Bob scratched his head then began smoothing down his greasy long hair.
    “I have your passports” he replied sharply before eyeing the empty space on top of his television.
    “Demi made new key for caravan door” she replied in a haughty tone.
    “fuck fuck” came the exasperated reply down the phone which was then dropped among the piles of rubbish and worn underwear that littered the caravan floor.
    Bob began to search the caravan frantically before collapsing in sobs of desperation beside his discarded phone. A distorted voice coming from the mobile phone told him they had given his lottery ticket to the drunken lady who lived in the flat below them.
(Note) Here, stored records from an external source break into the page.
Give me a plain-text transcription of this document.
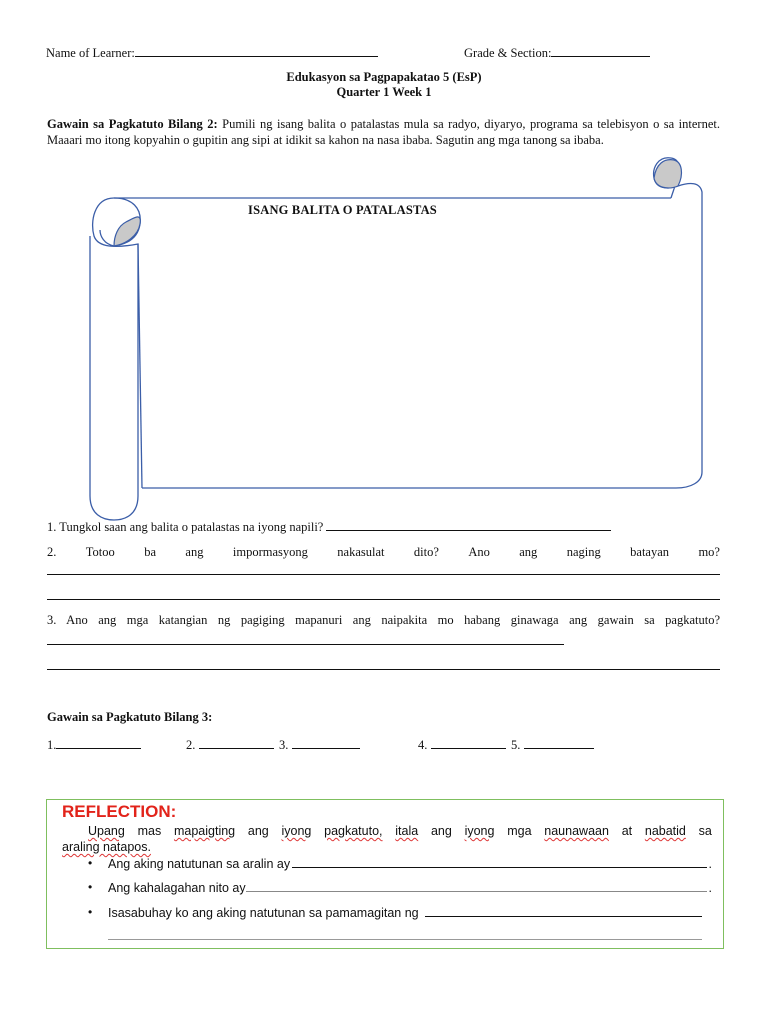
Name of Learner:	Grade & Section:
Edukasyon sa Pagpapakatao 5 (EsP)
Quarter 1 Week 1
Gawain sa Pagkatuto Bilang 2: Pumili ng isang balita o patalastas mula sa radyo, diyaryo, programa sa telebisyon o sa internet. Maaari mo itong kopyahin o gupitin ang sipi at idikit sa kahon na nasa ibaba. Sagutin ang mga tanong sa ibaba.
ISANG BALITA O PATALASTAS
1. Tungkol saan ang balita o patalastas na iyong napili?
2. Totoo ba ang impormasyong nakasulat dito? Ano ang naging batayan mo?
3. Ano ang mga katangian ng pagiging mapanuri ang naipakita mo habang ginawaga ang gawain sa pagkatuto?
Gawain sa Pagkatuto Bilang 3:
1.	2.	3.	4.	5.
REFLECTION:
Upang mas mapaigting ang iyong pagkatuto, itala ang iyong mga naunawaan at nabatid sa
araling natapos.
• Ang aking natutunan sa aralin ay	.
• Ang kahalagahan nito ay	.
• Isasabuhay ko ang aking natutunan sa pamamagitan ng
A male voice then said they had sold the council flat for a tidy sum that would see them alright in Estonia. The phone then briefly lit up before the battery died leaving it lifeless as a stone.
     The following day a grim dark sky ushered in a cold wet Monday morning;a lifeless body of a thirty year old man lay in a filthy bed inside a grubby caravan oblivious to the continuous sound of an alarm clock that the man would never wake from.